Yeah, no. You might have thought you were “ultra-liberal,” but what you’ve instead always been is kind of greedy. You wanted them to give you their money when you didn’t have any, and now you don’t want to give away any money now that you have it. And to make matters worse, in that one brief moment, you patronized the shit out of millions of people.

By the way, 70 percent tax on that high of an income ($3 million a year) is not a crazy thought if you know your tax money is going toward social progress initiatives if you really want to claim a socially progressive mindset. You’re still making $900,000 a year. Is that not enough money?

“I would make $3 million a year, but thanks to making society better for all, I’m scraping by on a mere $900,000 salary. I’m barely keeping my head above water.”

The average salary of a high school teacher is $47,720. You would have to work nearly 19 years tax-free to make as much as the hypothetical doctor made in a year taxed at 70 percent. The average high school teacher salary is still 4x the federal poverty line of $11,700 a year. It would take someone at the poverty line nearly 77 years to make $900,000 if they weren’t taxed at all. If you weren’t taxed either, it would take them over 256 years to make what you make in one year.
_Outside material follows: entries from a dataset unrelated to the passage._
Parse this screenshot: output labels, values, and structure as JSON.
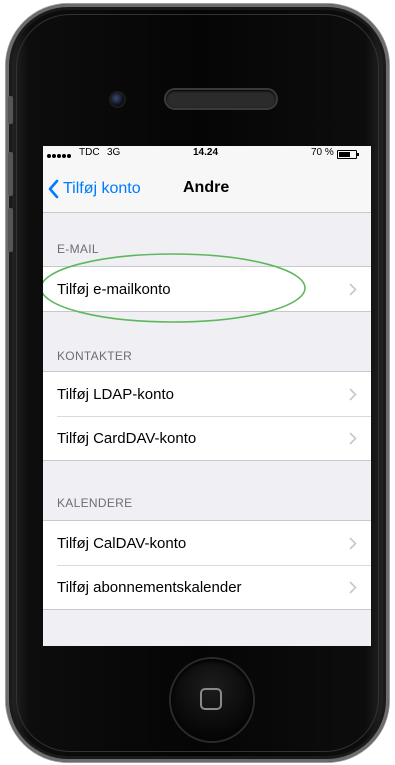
{
  "status_bar": {
    "carrier": "TDC",
    "network": "3G",
    "time": "14.24",
    "battery": "70 %"
  },
  "nav": {
    "back_label": "Tilføj konto",
    "title": "Andre"
  },
  "sections": [
    {
      "header": "E-MAIL",
      "items": [
        {
          "label": "Tilføj e-mailkonto"
        }
      ]
    },
    {
      "header": "KONTAKTER",
      "items": [
        {
          "label": "Tilføj LDAP-konto"
        },
        {
          "label": "Tilføj CardDAV-konto"
        }
      ]
    },
    {
      "header": "KALENDERE",
      "items": [
        {
          "label": "Tilføj CalDAV-konto"
        },
        {
          "label": "Tilføj abonnementskalender"
        }
      ]
    }
  ],
  "colors": {
    "accent": "#007aff",
    "highlight_ellipse": "#5cb85c"
  },
  "icons": {
    "back": "chevron-left-icon",
    "disclosure": "chevron-right-icon",
    "home": "home-button-icon"
  }
}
If you work full time at the federal minimum wage, you make $14,500 a year not including taxes. This hypothetical doctor makes over 200 times that before taxes. Not saying the job of most minimum wage workers is comparable in importance to a high-quality medical professional, but is it comparable in importance to a high-quality high school teacher? Not all doctors save lives, and not all teachers change lives for the better, but those who do are of comparable importance in my book, and I think it’s very debatable who has the tougher job.

Unfortunately for my point, a doctor paid well above the average doctor salary ($209,276) was the specific example. But when you look at the societal contribution and salary of a banker alongside the societal contribution and salary of, say, a social worker, the unjust disproportion becomes a lot more evident.

The point is, if you want to be socially progressive, you have to stop looking at what you’re giving up and instead look at what you have and others have when all is said and done. You’re still rich and living comfortably, society is better in facets that don’t directly affect you, and others are living more comfortably and have more opportunity. If that doesn’t sound rewarding to you, that’s fine, you’re just not socially progressive.

Or, you can just lie to yourself. You can always still call yourself socially progressive but economically conservative. And fortunately for you, your life won’t change, because it’s never your life that’s at stake.

To quote Gandhi: “The world has enough for everyone’s need, but not enough for everyone’s greed.”